Big stuff! Big eye opening, heart bursting stuff.


At the end of the day, we were “unsuccessful” in the process….the fruits of our labour were many things but conception….and vulnerably speaking, probably won’t ever be… And though this outcome is entirely unconventional, and completely out of my control – I oddly feel unusually and supernaturally hopeful….

5 Responses

  1. I love you. And I love this. I can identify with so many of these feelings, but for different reasons. THIS is the kind of growth that is life changing and enlightening. I’m so proud of you xo

  2. I love your posts but this is special for a thousand reasons. Thank you for your bravery -it is a powerful message to stand up and tell women we are not alone =) Keep posting!

  3. Bless your heart Betty. This is beautifully written and I am so awed at your strength. I had no idea about this struggle for you and J although I wondered. It is a strong person who can have a different outcome than what they want in any situation and find the kind of growth that you are in this. You should be very proud.

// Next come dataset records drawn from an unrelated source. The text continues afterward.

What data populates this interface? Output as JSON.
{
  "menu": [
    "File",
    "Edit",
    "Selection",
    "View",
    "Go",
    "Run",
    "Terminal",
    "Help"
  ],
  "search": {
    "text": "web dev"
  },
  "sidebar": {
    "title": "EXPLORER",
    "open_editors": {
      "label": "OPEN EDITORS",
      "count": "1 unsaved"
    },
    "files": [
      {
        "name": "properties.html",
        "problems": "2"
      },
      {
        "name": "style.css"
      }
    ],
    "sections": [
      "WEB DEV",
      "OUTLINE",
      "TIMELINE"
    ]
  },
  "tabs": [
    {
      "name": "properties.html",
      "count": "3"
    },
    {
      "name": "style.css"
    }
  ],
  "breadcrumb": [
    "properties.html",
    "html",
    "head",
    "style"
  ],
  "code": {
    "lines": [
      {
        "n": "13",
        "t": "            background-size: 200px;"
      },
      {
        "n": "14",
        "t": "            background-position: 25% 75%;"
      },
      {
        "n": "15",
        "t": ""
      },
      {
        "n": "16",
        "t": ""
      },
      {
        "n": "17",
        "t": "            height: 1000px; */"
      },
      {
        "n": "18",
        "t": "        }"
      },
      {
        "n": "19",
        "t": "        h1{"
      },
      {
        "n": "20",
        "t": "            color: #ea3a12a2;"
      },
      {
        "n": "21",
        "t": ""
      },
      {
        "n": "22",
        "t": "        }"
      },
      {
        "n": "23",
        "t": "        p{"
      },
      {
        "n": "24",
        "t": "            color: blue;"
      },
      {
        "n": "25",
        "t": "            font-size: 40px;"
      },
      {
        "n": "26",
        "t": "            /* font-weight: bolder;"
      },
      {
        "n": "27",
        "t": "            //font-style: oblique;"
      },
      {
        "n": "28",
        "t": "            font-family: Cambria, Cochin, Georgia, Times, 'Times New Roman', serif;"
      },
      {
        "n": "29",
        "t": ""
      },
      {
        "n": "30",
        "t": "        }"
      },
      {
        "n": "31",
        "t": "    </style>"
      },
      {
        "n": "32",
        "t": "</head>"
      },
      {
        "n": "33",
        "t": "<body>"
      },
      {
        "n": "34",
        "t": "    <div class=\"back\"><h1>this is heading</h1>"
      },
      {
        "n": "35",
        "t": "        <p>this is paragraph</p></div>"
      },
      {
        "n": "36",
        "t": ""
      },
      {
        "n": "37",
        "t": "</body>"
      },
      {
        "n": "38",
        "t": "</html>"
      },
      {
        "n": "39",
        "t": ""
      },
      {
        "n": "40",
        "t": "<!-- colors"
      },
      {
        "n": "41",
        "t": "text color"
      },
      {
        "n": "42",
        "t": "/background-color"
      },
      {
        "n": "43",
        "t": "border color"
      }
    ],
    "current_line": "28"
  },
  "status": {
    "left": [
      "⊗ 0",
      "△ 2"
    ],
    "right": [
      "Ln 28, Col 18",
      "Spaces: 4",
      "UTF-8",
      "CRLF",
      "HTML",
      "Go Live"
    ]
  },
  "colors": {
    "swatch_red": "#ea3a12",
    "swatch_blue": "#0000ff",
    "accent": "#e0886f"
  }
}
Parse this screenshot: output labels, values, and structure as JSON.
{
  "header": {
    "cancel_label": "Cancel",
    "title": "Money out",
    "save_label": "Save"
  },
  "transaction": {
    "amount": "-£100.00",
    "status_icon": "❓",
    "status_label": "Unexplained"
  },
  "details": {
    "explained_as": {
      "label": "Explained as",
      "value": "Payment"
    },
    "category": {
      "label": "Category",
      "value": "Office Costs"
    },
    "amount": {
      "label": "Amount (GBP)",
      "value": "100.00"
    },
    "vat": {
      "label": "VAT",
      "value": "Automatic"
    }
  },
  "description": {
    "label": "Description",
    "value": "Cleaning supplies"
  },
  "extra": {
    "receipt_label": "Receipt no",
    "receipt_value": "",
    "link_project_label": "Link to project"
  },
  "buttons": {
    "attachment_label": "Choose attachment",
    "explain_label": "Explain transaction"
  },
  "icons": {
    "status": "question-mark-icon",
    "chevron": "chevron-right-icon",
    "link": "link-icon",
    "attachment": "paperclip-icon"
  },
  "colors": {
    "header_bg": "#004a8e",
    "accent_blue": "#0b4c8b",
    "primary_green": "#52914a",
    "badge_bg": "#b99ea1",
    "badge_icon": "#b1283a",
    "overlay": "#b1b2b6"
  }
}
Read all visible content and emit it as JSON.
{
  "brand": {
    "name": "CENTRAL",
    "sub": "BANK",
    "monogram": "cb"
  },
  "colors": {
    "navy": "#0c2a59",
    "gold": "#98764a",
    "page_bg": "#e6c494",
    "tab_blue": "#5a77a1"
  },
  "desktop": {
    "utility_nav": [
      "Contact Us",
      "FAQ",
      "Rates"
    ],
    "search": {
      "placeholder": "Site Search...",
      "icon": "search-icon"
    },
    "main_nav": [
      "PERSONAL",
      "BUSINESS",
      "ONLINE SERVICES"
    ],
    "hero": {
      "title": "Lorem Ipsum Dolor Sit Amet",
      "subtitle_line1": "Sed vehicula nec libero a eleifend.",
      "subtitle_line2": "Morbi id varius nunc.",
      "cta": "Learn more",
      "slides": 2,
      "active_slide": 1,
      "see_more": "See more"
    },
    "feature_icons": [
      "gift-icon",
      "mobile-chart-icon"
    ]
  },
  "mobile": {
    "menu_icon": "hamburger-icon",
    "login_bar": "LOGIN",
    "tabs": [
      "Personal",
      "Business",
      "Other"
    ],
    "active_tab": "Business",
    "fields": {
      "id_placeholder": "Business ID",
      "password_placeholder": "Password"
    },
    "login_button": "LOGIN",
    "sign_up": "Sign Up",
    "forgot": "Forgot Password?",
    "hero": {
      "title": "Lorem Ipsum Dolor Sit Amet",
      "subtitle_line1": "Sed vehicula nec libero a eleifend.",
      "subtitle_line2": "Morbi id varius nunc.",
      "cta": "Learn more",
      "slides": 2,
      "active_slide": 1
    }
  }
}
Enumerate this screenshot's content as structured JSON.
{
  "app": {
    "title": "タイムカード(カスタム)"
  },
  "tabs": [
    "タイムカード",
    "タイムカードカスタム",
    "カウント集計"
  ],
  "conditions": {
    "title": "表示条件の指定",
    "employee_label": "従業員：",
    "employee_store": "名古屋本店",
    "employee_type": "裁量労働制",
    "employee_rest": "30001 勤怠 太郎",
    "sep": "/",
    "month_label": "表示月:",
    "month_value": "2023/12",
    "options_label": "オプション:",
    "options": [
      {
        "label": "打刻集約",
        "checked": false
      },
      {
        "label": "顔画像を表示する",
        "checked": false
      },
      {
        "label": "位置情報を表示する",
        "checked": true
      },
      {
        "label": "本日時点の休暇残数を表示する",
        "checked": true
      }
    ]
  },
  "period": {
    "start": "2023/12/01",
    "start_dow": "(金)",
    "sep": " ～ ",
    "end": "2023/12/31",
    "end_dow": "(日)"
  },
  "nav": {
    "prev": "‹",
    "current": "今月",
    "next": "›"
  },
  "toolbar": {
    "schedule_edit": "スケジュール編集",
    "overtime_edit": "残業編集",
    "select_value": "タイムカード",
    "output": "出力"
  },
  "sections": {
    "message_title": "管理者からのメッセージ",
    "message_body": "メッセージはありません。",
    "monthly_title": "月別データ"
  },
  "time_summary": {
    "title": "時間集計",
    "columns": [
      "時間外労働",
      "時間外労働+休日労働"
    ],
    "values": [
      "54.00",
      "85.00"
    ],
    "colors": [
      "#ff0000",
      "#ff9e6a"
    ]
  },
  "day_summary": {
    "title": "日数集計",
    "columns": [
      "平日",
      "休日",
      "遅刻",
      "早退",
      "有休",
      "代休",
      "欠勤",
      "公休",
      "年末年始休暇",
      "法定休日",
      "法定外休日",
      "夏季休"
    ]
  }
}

  4. Great post, Betty. We went through our own fertility journey. In fact, it was during the same time we worked together. Like many couples, we kept it under wraps because we felt like it was hard enough to deal with the emotions without those well-intentioned but weird comments of support and advice. Eventually, after undergoing a surgery, we decided it was our last procedure. Even to this day it stings a little to think back. But the reason I am writing is because your post made me reflect on the possibility of how it might have been easier to avoid the veil of secrecy. After all, so many couples are on the same (and unique) journey. I am glad you shared, Betty, I think it might help someone you know (or don’t know) be able to talk about it with more friends and family; and ultimately I hope it helps you.
    PS: By the way, every bit of our own journey was worth it!